Die Verwendung einiger Insektizide wie Imidacloprid, die auch als Neonicotinoide bekannt sind, ist innerhalb der Europäischen Union, aber nicht weltweit, beschränkt.

Pestizide verursachen „dauerhafte und irreversible“ Schäden am Gehirn von Bienenbabys

Das Team setzte Hummeln während ihrer Entwicklung als Larven oder sehr junge Erwachsene kleinen Mengen Imidacloprid aus.

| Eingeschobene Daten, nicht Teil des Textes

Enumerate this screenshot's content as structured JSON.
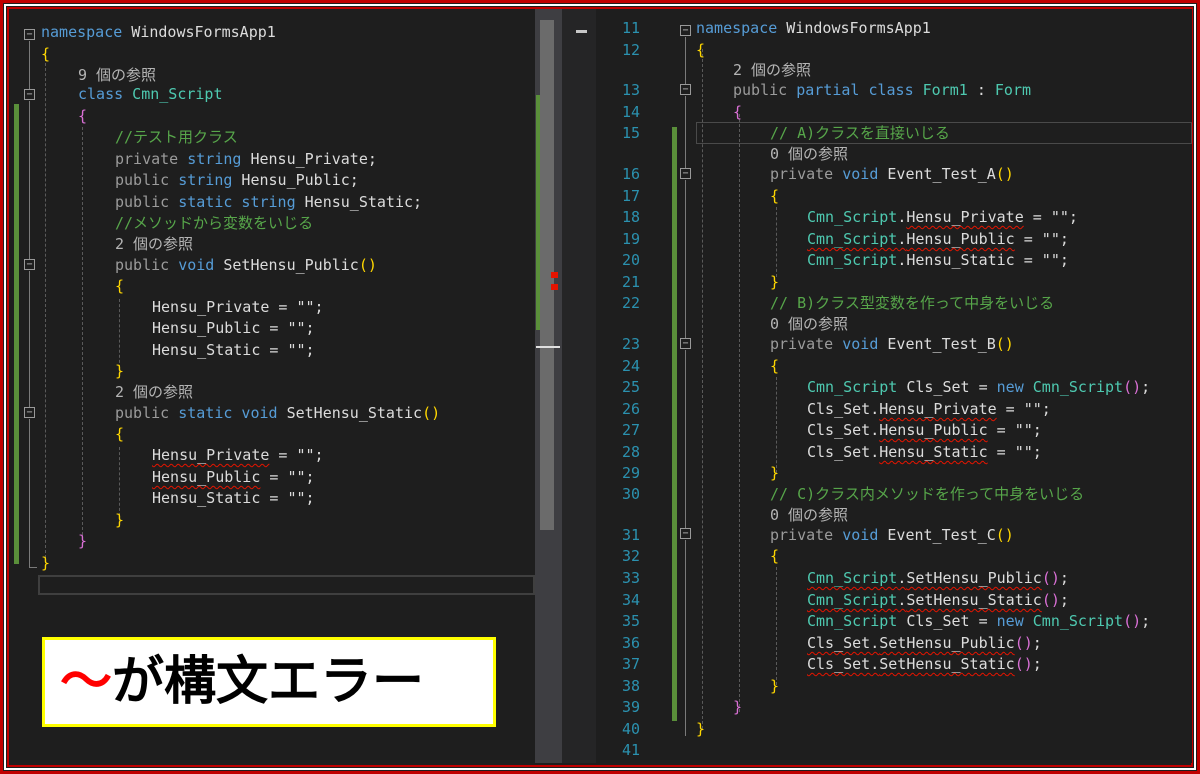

Die Lernfähigkeit der Larven wurde nach drei Tagen und nach 12 Tagen nach dem Schlüpfen als Erwachsene getestet.

Bienen, die mit Imidacloprid gefüttert wurden, als sie sich als Larven entwickelten, zeigten im Vergleich zu Bienen, die dies nicht taten, eine „signifikant beeinträchtigte Lernfähigkeit“, sagten die Forscher.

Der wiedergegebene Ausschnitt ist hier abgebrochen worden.